Dr Jim Huggett, Prof Alimuddin Zumla & Dr Robert Miller
University College London
2006 – 2009 Research Assistant
In vitro culture of Pneumocystis jirovecii.

Huggett - Pneumonia

Dr Jim Huggett is Senior Research Fellow and Head of Molecular Group, at the Centre for Infectious Diseases and International Health at University College London.
Prof Alimuddin Zumla is Professor and Director of the Centre for Infectious Diseases and International Health at University College London.
Dr Robert Miller is Reader in Clinical Infection at University College London.


Pneumocystic pneumonia (PCP) is a major problem in immunocompromised patients, particularly affecting AIDS patients, as well as the elderly, premature or malnourished children, cancer patients and organ transplant recipients. The disease is caused by a yeast-like micro-organism, Pneumocystis jirovecii, which infects the lungs.

At present Pneumocystis jirovecii cannot be reliably cultured in vitro. Consequently the standard method for obtaining large numbers of this pathogen is to grow it in the lungs of immunocompromised animals and harvest them when the animals become morbidly ill. A major flaw in this strategy is that pneumocystis micro-organisms are host species-specific. P. carinii infects rats and is a different species to P. jirovecii, responsible for the human disease. Thus, much current knowledge of the biology, mode of transmission, factors affecting virulence and mechanisms of drug resistance in pneumocystis has been obtained studying a different pathogen in a different host species. Findings from such animal studies may not extrapolate to the human disease.

This Dr Hadwen Trust-funded research will develop and assess the first in vitro culture method for the human-infecting P. jirovecii. This will provide a valuable tool for basic research and potentially a diagnostic test for PCP, and would negate the need for much of the current animal work conducted to study the condition.

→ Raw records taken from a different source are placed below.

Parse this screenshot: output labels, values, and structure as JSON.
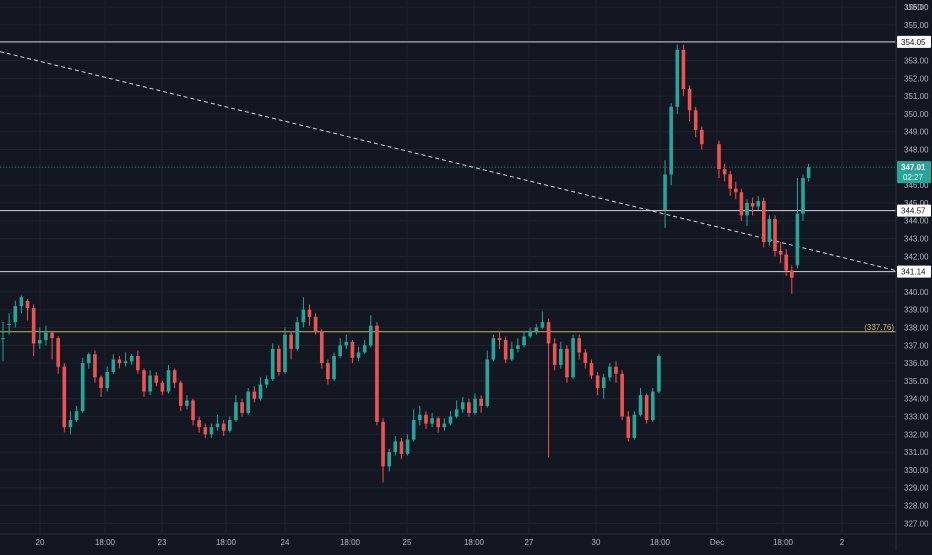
{
  "currency": "USD",
  "colors": {
    "background": "#131722",
    "grid": "#1f2330",
    "axis_text": "#b2b5be",
    "up": "#26a69a",
    "down": "#ef5350",
    "level_line": "#d1d4dc",
    "yellow_level": "#c9b458"
  },
  "chart_data": {
    "type": "candlestick",
    "title": "",
    "xlabel": "",
    "ylabel": "",
    "ylim": [
      326.4,
      356.4
    ],
    "y_ticks": [
      "327.00",
      "328.00",
      "329.00",
      "330.00",
      "331.00",
      "332.00",
      "333.00",
      "334.00",
      "335.00",
      "336.00",
      "337.00",
      "338.00",
      "339.00",
      "340.00",
      "341.00",
      "342.00",
      "343.00",
      "344.00",
      "345.00",
      "346.00",
      "347.00",
      "348.00",
      "349.00",
      "350.00",
      "351.00",
      "352.00",
      "353.00",
      "354.00",
      "355.00",
      "356.00"
    ],
    "x_ticks": [
      "20",
      "18:00",
      "23",
      "18:00",
      "24",
      "18:00",
      "25",
      "18:00",
      "27",
      "30",
      "18:00",
      "Dec",
      "18:00",
      "2"
    ],
    "candles": [
      [
        337.4,
        337.4,
        338.3,
        336.1
      ],
      [
        338.2,
        338.2,
        338.8,
        337.6
      ],
      [
        338.3,
        339.2,
        339.5,
        338.0
      ],
      [
        339.2,
        339.7,
        339.8,
        338.8
      ],
      [
        339.5,
        339.1,
        339.6,
        338.4
      ],
      [
        339.1,
        337.1,
        339.3,
        336.4
      ],
      [
        337.1,
        337.3,
        338.0,
        336.8
      ],
      [
        337.3,
        337.7,
        338.1,
        337.0
      ],
      [
        337.7,
        337.4,
        337.8,
        336.2
      ],
      [
        337.4,
        335.8,
        337.5,
        335.4
      ],
      [
        335.8,
        332.4,
        336.0,
        332.1
      ],
      [
        332.4,
        332.8,
        333.3,
        332.0
      ],
      [
        332.8,
        333.3,
        333.6,
        332.7
      ],
      [
        333.3,
        336.0,
        336.3,
        333.2
      ],
      [
        336.0,
        336.5,
        336.6,
        335.7
      ],
      [
        336.5,
        335.2,
        336.7,
        334.9
      ],
      [
        335.2,
        334.6,
        335.3,
        334.1
      ],
      [
        334.6,
        335.5,
        335.8,
        334.4
      ],
      [
        335.5,
        336.2,
        336.5,
        335.4
      ],
      [
        336.2,
        336.0,
        336.4,
        335.7
      ],
      [
        336.0,
        336.1,
        336.6,
        335.8
      ],
      [
        336.1,
        336.4,
        336.5,
        335.9
      ],
      [
        336.4,
        335.6,
        336.7,
        335.4
      ],
      [
        335.6,
        334.4,
        335.7,
        334.1
      ],
      [
        334.4,
        335.3,
        335.6,
        334.2
      ],
      [
        335.3,
        334.9,
        335.5,
        334.7
      ],
      [
        334.9,
        334.4,
        335.0,
        334.2
      ],
      [
        334.4,
        335.6,
        335.9,
        334.3
      ],
      [
        335.6,
        334.9,
        335.7,
        334.6
      ],
      [
        334.9,
        333.6,
        335.0,
        333.3
      ],
      [
        333.6,
        333.9,
        334.2,
        333.4
      ],
      [
        333.9,
        332.8,
        334.0,
        332.5
      ],
      [
        332.8,
        332.4,
        333.0,
        332.1
      ],
      [
        332.4,
        332.0,
        332.6,
        331.8
      ],
      [
        332.0,
        332.4,
        332.6,
        331.8
      ],
      [
        332.4,
        332.6,
        333.1,
        332.2
      ],
      [
        332.6,
        332.2,
        332.8,
        331.9
      ],
      [
        332.2,
        332.8,
        333.0,
        332.1
      ],
      [
        332.8,
        333.8,
        334.2,
        332.7
      ],
      [
        333.8,
        333.2,
        334.0,
        333.0
      ],
      [
        333.2,
        334.4,
        334.6,
        333.1
      ],
      [
        334.4,
        334.0,
        334.7,
        333.8
      ],
      [
        334.0,
        334.8,
        335.2,
        333.9
      ],
      [
        334.8,
        335.1,
        335.3,
        334.6
      ],
      [
        335.1,
        336.8,
        337.1,
        335.0
      ],
      [
        336.8,
        335.5,
        337.0,
        335.3
      ],
      [
        335.5,
        337.6,
        338.0,
        335.4
      ],
      [
        337.6,
        336.8,
        337.8,
        336.2
      ],
      [
        336.8,
        338.3,
        338.6,
        336.7
      ],
      [
        338.3,
        339.0,
        339.7,
        338.0
      ],
      [
        339.0,
        338.6,
        339.3,
        338.1
      ],
      [
        338.6,
        337.8,
        338.8,
        337.6
      ],
      [
        337.8,
        336.0,
        337.9,
        335.7
      ],
      [
        336.0,
        335.1,
        336.2,
        334.8
      ],
      [
        335.1,
        336.4,
        336.6,
        335.0
      ],
      [
        336.4,
        337.0,
        337.4,
        336.3
      ],
      [
        337.0,
        337.2,
        337.6,
        336.8
      ],
      [
        337.2,
        336.3,
        337.3,
        336.0
      ],
      [
        336.3,
        336.6,
        336.9,
        336.1
      ],
      [
        336.6,
        337.0,
        337.3,
        336.5
      ],
      [
        337.0,
        338.1,
        338.7,
        336.9
      ],
      [
        338.1,
        332.7,
        338.3,
        332.5
      ],
      [
        332.7,
        330.2,
        332.9,
        329.3
      ],
      [
        330.2,
        331.0,
        331.2,
        329.9
      ],
      [
        331.0,
        331.6,
        331.9,
        330.8
      ],
      [
        331.6,
        330.9,
        331.8,
        330.6
      ],
      [
        330.9,
        331.7,
        332.0,
        330.8
      ],
      [
        331.7,
        332.8,
        333.4,
        331.6
      ],
      [
        332.8,
        333.1,
        333.6,
        332.5
      ],
      [
        333.1,
        332.6,
        333.3,
        332.3
      ],
      [
        332.6,
        332.9,
        333.2,
        332.4
      ],
      [
        332.9,
        332.4,
        333.0,
        332.1
      ],
      [
        332.4,
        332.6,
        332.9,
        332.2
      ],
      [
        332.6,
        333.0,
        333.3,
        332.5
      ],
      [
        333.0,
        333.4,
        333.9,
        332.9
      ],
      [
        333.4,
        333.8,
        334.1,
        333.2
      ],
      [
        333.8,
        333.2,
        334.0,
        333.0
      ],
      [
        333.2,
        334.0,
        334.3,
        333.1
      ],
      [
        334.0,
        333.6,
        334.2,
        333.2
      ],
      [
        333.6,
        336.2,
        336.7,
        333.5
      ],
      [
        336.2,
        337.4,
        337.6,
        336.1
      ],
      [
        337.4,
        337.3,
        337.8,
        336.8
      ],
      [
        337.3,
        336.2,
        337.5,
        336.0
      ],
      [
        336.2,
        336.8,
        337.2,
        336.1
      ],
      [
        336.8,
        337.0,
        337.4,
        336.6
      ],
      [
        337.0,
        337.5,
        337.8,
        336.9
      ],
      [
        337.5,
        337.8,
        338.0,
        337.4
      ],
      [
        337.8,
        338.0,
        338.2,
        337.6
      ],
      [
        338.0,
        338.3,
        338.9,
        337.9
      ],
      [
        338.3,
        337.1,
        338.5,
        330.7
      ],
      [
        337.1,
        335.9,
        337.4,
        335.6
      ],
      [
        335.9,
        336.8,
        337.2,
        335.7
      ],
      [
        336.8,
        335.2,
        337.0,
        334.9
      ],
      [
        335.2,
        337.4,
        337.6,
        335.1
      ],
      [
        337.4,
        336.6,
        337.6,
        336.2
      ],
      [
        336.6,
        336.0,
        336.8,
        335.7
      ],
      [
        336.0,
        335.3,
        336.2,
        335.1
      ],
      [
        335.3,
        334.6,
        335.5,
        334.2
      ],
      [
        334.6,
        335.2,
        335.4,
        334.0
      ],
      [
        335.2,
        335.8,
        336.0,
        335.0
      ],
      [
        335.8,
        335.4,
        336.1,
        334.9
      ],
      [
        335.4,
        333.0,
        335.6,
        332.8
      ],
      [
        333.0,
        331.8,
        333.3,
        331.6
      ],
      [
        331.8,
        333.1,
        333.3,
        331.7
      ],
      [
        333.1,
        334.2,
        334.6,
        333.0
      ],
      [
        334.2,
        332.8,
        334.3,
        332.6
      ],
      [
        332.8,
        334.4,
        334.6,
        332.7
      ],
      [
        334.4,
        336.4,
        336.5,
        334.3
      ],
      [
        344.6,
        346.6,
        347.4,
        343.6
      ],
      [
        346.6,
        350.4,
        350.6,
        346.0
      ],
      [
        350.4,
        353.6,
        353.9,
        350.0
      ],
      [
        353.6,
        351.4,
        353.9,
        351.0
      ],
      [
        351.4,
        350.2,
        351.6,
        349.6
      ],
      [
        350.2,
        349.1,
        350.4,
        348.7
      ],
      [
        349.1,
        348.3,
        349.3,
        348.0
      ],
      [
        348.3,
        346.9,
        348.5,
        346.4
      ],
      [
        346.9,
        346.6,
        347.2,
        346.2
      ],
      [
        346.6,
        345.8,
        346.8,
        345.4
      ],
      [
        345.8,
        345.6,
        346.2,
        345.2
      ],
      [
        345.6,
        344.3,
        345.8,
        344.0
      ],
      [
        344.3,
        345.0,
        345.2,
        343.7
      ],
      [
        345.0,
        344.8,
        345.3,
        344.3
      ],
      [
        344.8,
        345.1,
        345.4,
        344.6
      ],
      [
        345.1,
        342.8,
        345.3,
        342.5
      ],
      [
        342.8,
        344.1,
        344.3,
        342.6
      ],
      [
        344.1,
        342.3,
        344.3,
        342.0
      ],
      [
        342.3,
        342.1,
        342.8,
        341.6
      ],
      [
        342.1,
        341.2,
        342.4,
        340.9
      ],
      [
        341.2,
        340.8,
        341.5,
        339.9
      ],
      [
        341.5,
        344.4,
        346.4,
        341.3
      ],
      [
        344.4,
        346.4,
        346.6,
        344.0
      ],
      [
        346.4,
        347.0,
        347.2,
        346.2
      ]
    ],
    "levels": [
      {
        "value": 354.05,
        "label": "354.05",
        "color": "#d1d4dc"
      },
      {
        "value": 344.57,
        "label": "344.57",
        "color": "#d1d4dc"
      },
      {
        "value": 341.14,
        "label": "341.14",
        "color": "#d1d4dc"
      }
    ],
    "yellow_level": {
      "value": 337.76,
      "label": "(337.76)"
    },
    "last_price": {
      "value": 347.01,
      "label": "347.01",
      "countdown": "02:27"
    },
    "trendline": {
      "start": {
        "bar": 0,
        "price": 353.5
      },
      "end": {
        "bar": 152,
        "price": 341.2
      }
    },
    "grid": true
  }
}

The initial objective will focus on developing molecular methods for assessing the human pathogen’s viability. The longer-term objectives will develop culture strategies to enable a range of studies needed to address the unanswered biological questions associated with this pathogen. Both long- and short-term objectives will contribute to the replacement of animal research, as they focus on the species infecting humans and not that infecting rodents.